意識の使い方

昨日書いた『体の使い方』の記事がいつもの僕の日常を綴ったブログより閲覧回数が多いです。
言葉にした瞬間に急に本質を失うという経験をよくするし(ちなみにこの一文を書いた時にすでに『あ〜またや!』って感じましたし、この投稿だけでも一体何回感じるか数知れずです。

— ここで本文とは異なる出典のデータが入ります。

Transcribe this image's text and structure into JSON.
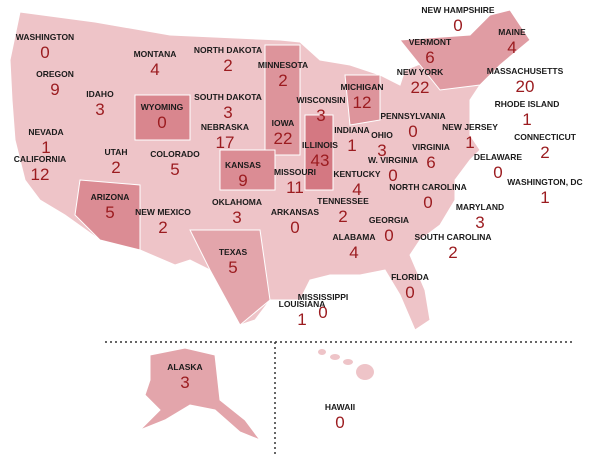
{
  "states": [
    {
      "name": "WASHINGTON",
      "value": 0
    },
    {
      "name": "OREGON",
      "value": 9
    },
    {
      "name": "IDAHO",
      "value": 3
    },
    {
      "name": "MONTANA",
      "value": 4
    },
    {
      "name": "WYOMING",
      "value": 0
    },
    {
      "name": "NORTH DAKOTA",
      "value": 2
    },
    {
      "name": "SOUTH DAKOTA",
      "value": 3
    },
    {
      "name": "MINNESOTA",
      "value": 2
    },
    {
      "name": "WISCONSIN",
      "value": 3
    },
    {
      "name": "MICHIGAN",
      "value": 12
    },
    {
      "name": "NEVADA",
      "value": 1
    },
    {
      "name": "UTAH",
      "value": 2
    },
    {
      "name": "COLORADO",
      "value": 5
    },
    {
      "name": "NEBRASKA",
      "value": 17
    },
    {
      "name": "IOWA",
      "value": 22
    },
    {
      "name": "ILLINOIS",
      "value": 43
    },
    {
      "name": "INDIANA",
      "value": 1
    },
    {
      "name": "OHIO",
      "value": 3
    },
    {
      "name": "PENNSYLVANIA",
      "value": 0
    },
    {
      "name": "NEW YORK",
      "value": 22
    },
    {
      "name": "VERMONT",
      "value": 6
    },
    {
      "name": "NEW HAMPSHIRE",
      "value": 0
    },
    {
      "name": "MAINE",
      "value": 4
    },
    {
      "name": "MASSACHUSETTS",
      "value": 20
    },
    {
      "name": "RHODE ISLAND",
      "value": 1
    },
    {
      "name": "CONNECTICUT",
      "value": 2
    },
    {
      "name": "NEW JERSEY",
      "value": 1
    },
    {
      "name": "DELAWARE",
      "value": 0
    },
    {
      "name": "WASHINGTON, DC",
      "value": 1
    },
    {
      "name": "MARYLAND",
      "value": 3
    },
    {
      "name": "VIRGINIA",
      "value": 6
    },
    {
      "name": "W. VIRGINIA",
      "value": 0
    },
    {
      "name": "KENTUCKY",
      "value": 4
    },
    {
      "name": "NORTH CAROLINA",
      "value": 0
    },
    {
      "name": "TENNESSEE",
      "value": 2
    },
    {
      "name": "CALIFORNIA",
      "value": 12
    },
    {
      "name": "KANSAS",
      "value": 9
    },
    {
      "name": "MISSOURI",
      "value": 11
    },
    {
      "name": "ARIZONA",
      "value": 5
    },
    {
      "name": "NEW MEXICO",
      "value": 2
    },
    {
      "name": "OKLAHOMA",
      "value": 3
    },
    {
      "name": "ARKANSAS",
      "value": 0
    },
    {
      "name": "GEORGIA",
      "value": 0
    },
    {
      "name": "SOUTH CAROLINA",
      "value": 2
    },
    {
      "name": "ALABAMA",
      "value": 4
    },
    {
      "name": "TEXAS",
      "value": 5
    },
    {
      "name": "MISSISSIPPI",
      "value": 0
    },
    {
      "name": "LOUISIANA",
      "value": 1
    },
    {
      "name": "FLORIDA",
      "value": 0
    },
    {
      "name": "ALASKA",
      "value": 3
    },
    {
      "name": "HAWAII",
      "value": 0
    }
  ]
}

)、単純に皆が皆分かってくれるほどの説明が出来るほどの文才もないし、一人一人癖の持ち方も体の使い方も違うので、具体的に『どう体を使うか』はレッスンに来てくれれば精一杯教えます。
レッスンに来れない人は自分で本とか読んだり、『筋感覚』を頼りに自分で自分の体を観察して癖を治してください。
頑張ってください〜。

以前、練習の仕方について書いた記事も投稿した瞬間から大ヒットを記録したんですが、やはりこういう内容を皆は読みたいんですね。
ふむふむ。
かと言って、これからも僕は自分の書きたい内容を書きたいタイミングで、日記的なものを中心に、たま〜にこういう真面目な投稿をするスタンスを保ちつつ、肩凝らないよう自分で楽しみながらブログを続けていこうと思います。

さて、今日は昨日の投稿で淀川長治の決めゼリフ?で急に離脱した『意識』の話をしようと思います。

意識と言っても、ここでは二通りの意味があります。
ミスしないように『意識』することと、体の周りにある『意識』(オーラ)のこと。

一個ずつ片付けましょう。
ミスしないように意識して出来たミスのない演奏と良い演奏は違うんです。
音ミスだけではなくて、ピッチにしてもそうです。
必要以上に一部を意識し過ぎた演奏は、それで吹けたとしても全体としては固い演奏になってしまって良くない。
かと言ってミスすることも良くはない。
気を付けるべきだ。
ではどうするか?
事前にミスしないよう練習して準備する。
これに尽きる。
小石でつまずく(ミスする)のなら小石を予め取り除いておく(準備する)のです。
当たり前ですね。
小石どころか大きな障害物(自分の実力では実現不可能な課題)であれば場所を事前に確認して乗り越えられるように頭でイメージしたり、本番までに自分に必要な練習プログラムを組むこと。

さて、ここから先はもう一つの意識の話をします。
皆さん、運転しますか?
車とか、自転車でも良いです。
この道は通れるとか、このカーブは少し狭いからこのまま曲がると擦ってしまうとか、自分の運転してる車の幅は運転中であれば分かるでしょう?
あの感覚です。
それって車を自分の意識で覆ってるから可能なんですよ。

あ、目で確認するのとはまた別ですよ。
目で見てしまうと視覚的にコントロールしようとしてしまうので、見ないというのは大事です。
あ、とは言え、車の運転の場合、ぶつけたり擦ったりしてしまうと問題なのでしっかり目でも確認しましょう。

話を戻します。
大型のバスが狭い民家の路地を切り返すことなく一発で曲がるじゃないですか?
バスじゃなくても、人間自分の体をわざわざ見なくても渋谷のハチ公前の交差点で大勢の人とぶつからずにすり抜けられるじゃないですか?
目で見なくても、意識で体の位置をはっきりと分かっているからですよ。
楽器もそうです。
目で見たらダメです。
トロンボーンのポジションをいちいち目で確認したらダメだし、ベースも弦とか指とか見て演奏したらダメです。
視覚的にコントロールしようとしたら練習しても上手くならないです。
日々の練習で見なくても出来るよう『感覚』と『音感』を養うんです。
でもこれだけじゃないです。

剣道の達人は剣先まで意識が通ってるから、自分の間合いが分かったり、まるで自分の体の一部のようにはっきりと剣先までコントロール出来ますよね?
トロンボーンのスライドや、ベースの弦だけではなくて、楽器全体をこの意識で覆ってみてください。
そして体の声を聞くように楽器の出す小さな声を聞いてみてください。
それが出来たら今度は楽器と自分の体、さらにその周りをぐるっと意識のオーラで覆ってみてください。

どうです?
新しい世界が広がってきたでしょう?
そうです、ここが新世界です。
あぁ!またしても怪しい雰囲気が漂ってきたので、ここら辺で。
さいなら、さいなら、さいなら。